Short definition
A mixer faucet is any faucet that combines hot and cold water inside the body and delivers them through a single spout. In British English it’s called a mixer tap. In US homes it’s just “the faucet” — virtually every modern kitchen and bath faucet qualifies. The opposite is two separate pillar taps, each delivering one temperature (rare in modern US homes).
What it is
Inside the mixer body, hot and cold supplies meet at a control mechanism — a cartridge, a ball, two ceramic discs, or a pair of compression stems — that proportions them based on handle position. The blended water exits the spout. The same principle covers single-handle and two-handle designs as long as both temperatures share one spout.
In the UK, plumbers distinguish two sub-types: bi-flow mixers (hot and cold ride separate channels until they meet at the spout exit, used where a vented hot-water cylinder feeds at lower pressure than mains cold) and true mixers (full mixing inside the body, requiring equal-pressure feeds). In the US, all residential mixer faucets assume balanced supply pressure, so the distinction rarely matters.
Why it matters to a homeowner
The term is most useful as vocabulary clarity when reading mixed UK and US plumbing literature, or when shopping internationally. If a product page calls something a “mixer tap,” it’s a regular faucet.
The one place the distinction matters in the US: a faucet that connects two water sources — say, a tankless heater and a recirculating loop — needs check valves to prevent cross-feed, where pressure differential pushes hot back into the cold trunk or vice versa. Most off-the-shelf mixer faucets have this protection built in; oddball multi-source plumbing situations may need it added.

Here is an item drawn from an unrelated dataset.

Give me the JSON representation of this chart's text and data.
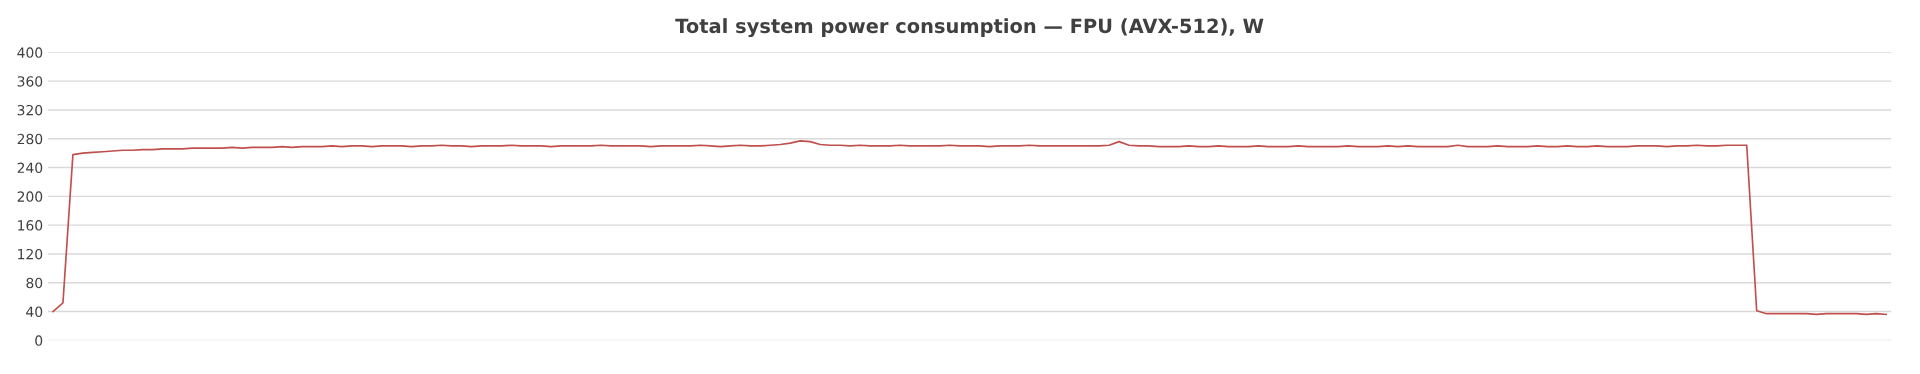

Common variants and what it isn’t
- Mixer faucet vs. two pillar taps. Pillar taps are separate hot and cold faucets each with their own spout. Common in pre-1960s UK and very old US installations.
- Mixer faucet vs. mixer valve. Mixer faucet is deck-mounted on a sink. Mixer valve is in-wall, behind a tub or shower. Same principle, different mounting.
- Mixer faucet vs. tempering valve. A tempering valve is a mechanical pre-mixer at the water-heater outlet (ASSE 1017) — it conditions water before it reaches the faucet, not at the faucet itself.